We reject respondent's argument that the EPA is the equivalent of an outside consultant under the present circumstances.[*] Here, EPA and DEC have a collaborative relationship and are presumably working together toward the same ameliorative goal. However, EPA was not retained by the DEC and does not function as its employee or agent. To the contrary, EPA is actually the lead agency for the dredging project. Moreover, unlike typical consultants, these agencies represent different constituencies and their interests may diverge. We note that this interpretation is consistent with that of the Committee on Open Government, which has determined both that the EPA cannot be characterized as a consultant "retained" by DEC (see Comm on Open Govt FOIL-AO-11985 [2000]) and that the definition of "agency" does not include federal agencies (see Comm on Open Govt FOIL-AO-12034 [2000]).

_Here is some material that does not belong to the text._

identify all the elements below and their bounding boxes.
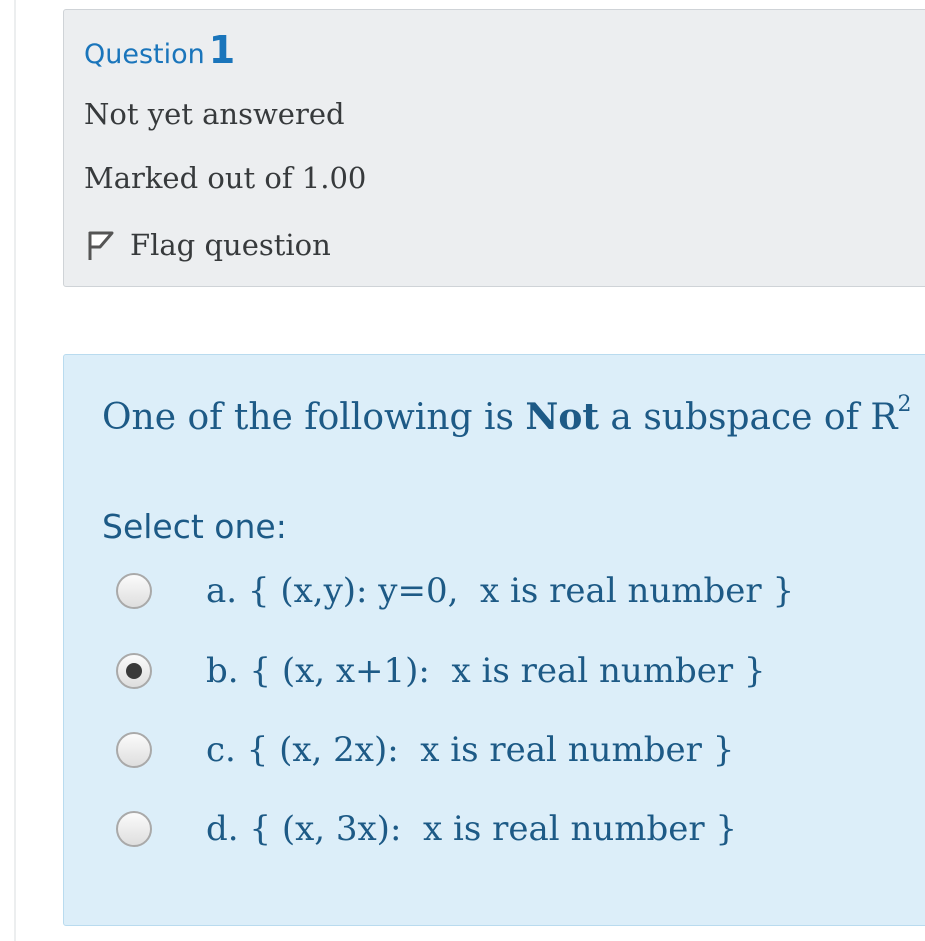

In conclusion, DEC has failed to meet its burden of showing that the requested material is covered by the statutory exemption.
*659 Accordingly, the judgment appealed from and the order of the Appellate Division brought up for review should be modified, with costs to petitioner, in accordance with this opinion and, as so modified, affirmed.
Judgment appealed from and order of the Appellate Division brought up for review modified, etc.
NOTES
[*] This is not to say that a federal agency could never be deemed the equivalent of an outside consultant.